Asking the right kinds of questions would be helpful–talking about them. Not their church background or political views, but more like how old their kids are, what they like to do, what they do for a living. You can see if they are infra or supra on their second visit. (Note: That’s a difficult, somewhat obscure theological question for those who may not be familiar).
Some churches have a set schedule for people who are ready on the spot to invite guests to lunch if they seem open. Others always have a pot of soup or spaghetti. Making the offer would be nice, even if the visitors aren’t ready. People only turn down so many offers before giving it a shot.
Follow Up After the Visit
Do you do it? What’s it like? Is it all about the church? Do you talk to them about things they may be thinking about? Do you give them no-so-intimidating options for moving along in their journey of checking out your church?

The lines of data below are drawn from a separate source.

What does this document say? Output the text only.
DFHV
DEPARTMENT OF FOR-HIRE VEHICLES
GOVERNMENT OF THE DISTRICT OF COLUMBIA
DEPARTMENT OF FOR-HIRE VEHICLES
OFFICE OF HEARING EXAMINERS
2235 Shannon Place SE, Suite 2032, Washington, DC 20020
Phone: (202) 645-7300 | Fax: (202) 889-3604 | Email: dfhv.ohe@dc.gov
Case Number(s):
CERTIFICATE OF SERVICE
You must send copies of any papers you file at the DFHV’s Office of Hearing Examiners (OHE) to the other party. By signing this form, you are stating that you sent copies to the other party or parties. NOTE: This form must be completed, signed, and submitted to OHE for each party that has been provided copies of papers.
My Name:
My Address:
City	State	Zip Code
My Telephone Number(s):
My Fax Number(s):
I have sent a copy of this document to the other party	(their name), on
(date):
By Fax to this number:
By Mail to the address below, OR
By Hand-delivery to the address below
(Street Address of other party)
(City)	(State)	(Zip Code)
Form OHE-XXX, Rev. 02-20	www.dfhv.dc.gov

One of the things you could do is break their expectations for this type of communication. Would you ever consider saying something like: “We know it can be hard to visit a church. It’s awkward. We may not have been real friendly that day. You may have been approached by someone with a soapbox issue. Someone may have said something offensive. It’s happened before. But we strive to make it not the norm. We aren’t perfect. Be patient with us. We’ll be patient with you. If you are interested, maybe we could grab some coffee and talk about the real issues with trying to explore or find a church.”
A smile and warm greeting are great. But most visitors are entering a foreign world, and they need a tour guide. They need an insider to help them not feel so much like an outsider. Like my experience in Iceland, that’s the role of the tour guide. But let’s return to that image of the tour guide for a moment. A great tour guide has another role—to show you the heartbeat of the city. Imagine you were going on a tour of Paris. What if the tour guide didn’t show you the Eiffel Tower? You would miss arguably the most important or at least most recognizable part of the city. Life may happen in the shops and bakeries, and it’s a joy to see them. But you don’t want to go to Paris and not see the Eiffel Tower. When we think of ourselves as tour guides on a Sunday for our church, we need to remember this point. We are showing our guests around and making them feel comfortable for two reasons. First, we do it so that they can enjoy the experience—so that they can get a real taste of this foreign world. But second, and more importantly, we are a tour guide so that they don’t miss the heartbeat of the city—so that they don’t miss the most recognizable and most majestic thing in the city. Jesus Christ. Being a tour guide isn’t just about showing them around and making them comfortable. We do that to show hospitality and to help them enter our world, but we also do it so they don’t miss the most important part—the heartbeat of this city called the church, the King of this city: Jesus himself. We want our visitors to see Jesus on display in the worship, the preaching, the fellowship, and all the elements of worship and events of the day. People have all kinds of ideas and expectations about what constitutes the heartbeat of the church—some hot button social issue or political view, a rulebook for how to be a good person—let’s not let them leave without a clear view of the true heartbeat of our strange city here on earth.
Let’s work on creating a culture where collectively we provide that kind of experience for our visitors on a Sunday. Let’s help those outsiders become insiders who later help escort others into life in this crazy world we call the church to worship and serve our great King.